Sports

Raptors cool off Suns

By Ryan Wolstat, Toronto Sun

Raptors’ Jonas Valanciunas battles the Suns’ Miles Plumlee during first-half action at the Air Canada Centre on Monday night. (Ernest Doroszuk/Toronto Sun)

Raptors’ Jonas Valanciunas battles the Suns’ Miles Plumlee during first-half action at the Air Canada Centre on Monday night. (Ernest Doroszuk/Toronto Sun)

Powered by the reigning NBA player of the week and Jonas Valanciunas, the Raptors soared past another team built on impressive depth — just barely.

But only the final score matters and the NBA-leading Raptors improved to 12-2 with a 104-100 win over now 9-6 Phoenix.

Up by 15 points entering the fourth quarter, the Raptors, by far the NBA’s top squad in final quarters, had to survive a furious Suns rally this time, to escape with a ninth home win in 10 tries.

“It’s no mystery, this is one of the best three-point shooting teams in the league, they can get back in a game just like that and that’s the way they’ve been for two years now,” said Raptors coach Dwane Casey. “Nobody should be surprised … it seemed like we were but we found a way down the stretch to win and that’s the most important thing.”

Coming off of a monster seven days that earned him recognition as the player of the week, Lou Williams scored 12 of his 17 points in the first half, while Valanciunas finished with a career-best 27 points, though the Raptors stayed small in the final moments, leaving him on the bench.

The Suns can heat up faster than any team and exploded after a quick Jeff Hornacek timeout to read them the riot act following a Chuck Hayes layup that opened the fourth.

A 24-9 Phoenix run followed, propelled by 6-for-8 shooting from outside, taking the game down to the wire after the Suns hit 7-of-10 from deep, while the Raptors shot 33% overall in the quarter.

With the score tied after a tough Eric Bledsoe layup and free throw and a DeMar DeRozan miss, Gerald Green was called for an offensive foul, giving the Raptors the ball back with 1:16 left.

They flubbed the first two chances, but were lucky enough to get the ball back twice, allowing Patrick Patterson to get fouled with 34.6 seconds remaining. Patterson nailed both, his first two points of the night.

With the Suns trying to set up another three-point attempt, the always dangerous Kyle Lowry poked the ball away from Isaiah Thomas. Lowry won the tip, but sent it flying nearly out of bounds. Terrence Ross made a great play to get it to Patterson, who found DeRozan, who sealed the game with two free throws, allowing the Raptors to move back into a tie with Memphis atop the league’s standings.
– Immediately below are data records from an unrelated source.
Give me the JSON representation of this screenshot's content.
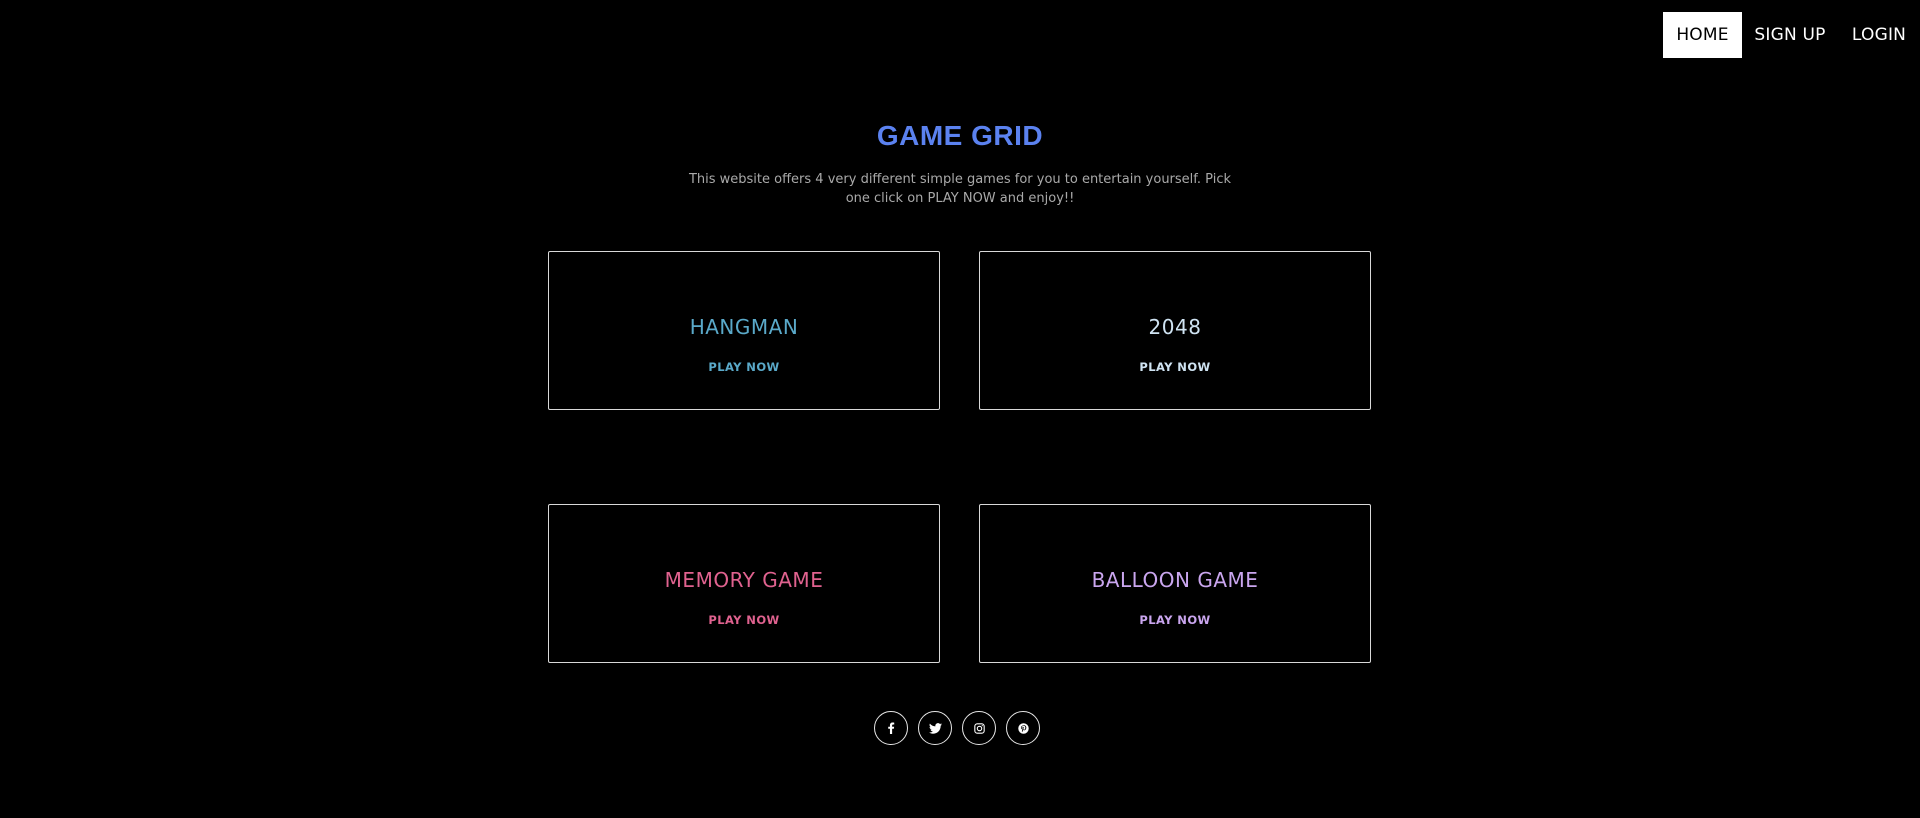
{
  "nav": {
    "home": "HOME",
    "signup": "SIGN UP",
    "login": "LOGIN"
  },
  "header": {
    "title": "GAME GRID",
    "description": "This website offers 4 very different simple games for you to entertain yourself. Pick one click on PLAY NOW and enjoy!!"
  },
  "cards": [
    {
      "title": "HANGMAN",
      "action": "PLAY NOW",
      "color": "#5aa9c9"
    },
    {
      "title": "2048",
      "action": "PLAY NOW",
      "color": "#cfe3f2"
    },
    {
      "title": "MEMORY GAME",
      "action": "PLAY NOW",
      "color": "#e0628f"
    },
    {
      "title": "BALLOON GAME",
      "action": "PLAY NOW",
      "color": "#caa6ef"
    }
  ],
  "social": [
    "facebook-icon",
    "twitter-icon",
    "instagram-icon",
    "pinterest-icon"
  ],
  "colors": {
    "background": "#000000",
    "title": "#5b82f0",
    "description": "#a9a9a9",
    "border": "#d9d9d9"
  }
}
DeRozan finished with 23 points, Lowry had 14, Ross 13. Bledsoe scored 25 for Phoenix.

The Raptors, one of the NBA leaders in free throw attempts, went to the line 32 times, making 26 of them, while Phoenix, only 22nd in free throw attempts heading in, made just eight-of-11 from the stripe.

The Raptors forced 20 Suns turnovers, leading to 24 points. The biggest ones were courtesy of Lowry.

“He had a sequence where he got the block, loose ball, got the steal, got the assist and then the charge. Unbelievable. That shows our leader, man,” said Hayes.

Casey said Lowry “kind of always finds a way to find those big plays down the stretch, that’s just his nature ... He’ll coast a little bit, but when it’s really that time of day, he steps up.”

Lowry shifted the credit toward Valanciunas.

“He was dominant tonight. He was really aggressive. He asserted himself,” Lowry said. “He really attacked the basket (and) went out there and played like a true, dominant 7-foot centre.”

Earlier in the day, Williams became the sixth Raptor, and first reserve, to win player-of-the-week honours (Vince Carter and Chris Bosh won it seven times each). Williams had averaged 23.7 points during Toronto’s 3-0 week, shooting 53% from the field and a perfect 21-for-21 from the line. He was the key figure in Toronto’s comeback win Saturday over Cleveland, scoring a career-high 36 points.

But the laid-back veteran didn’t get carried away over the achievement.

“I didn’t really think about it. I’ve never really set my career on individual goals,” Williams said. “I wasn’t waiting or anything. I’ve put together some solid games this week so it was pretty cool to get that text.”

Toronto’s depth sparked last year’s post-Rudy Gay trade renaissance and it has been a key this season as well. Williams leads all Eastern Conference reserves with his 13.6 points per game average.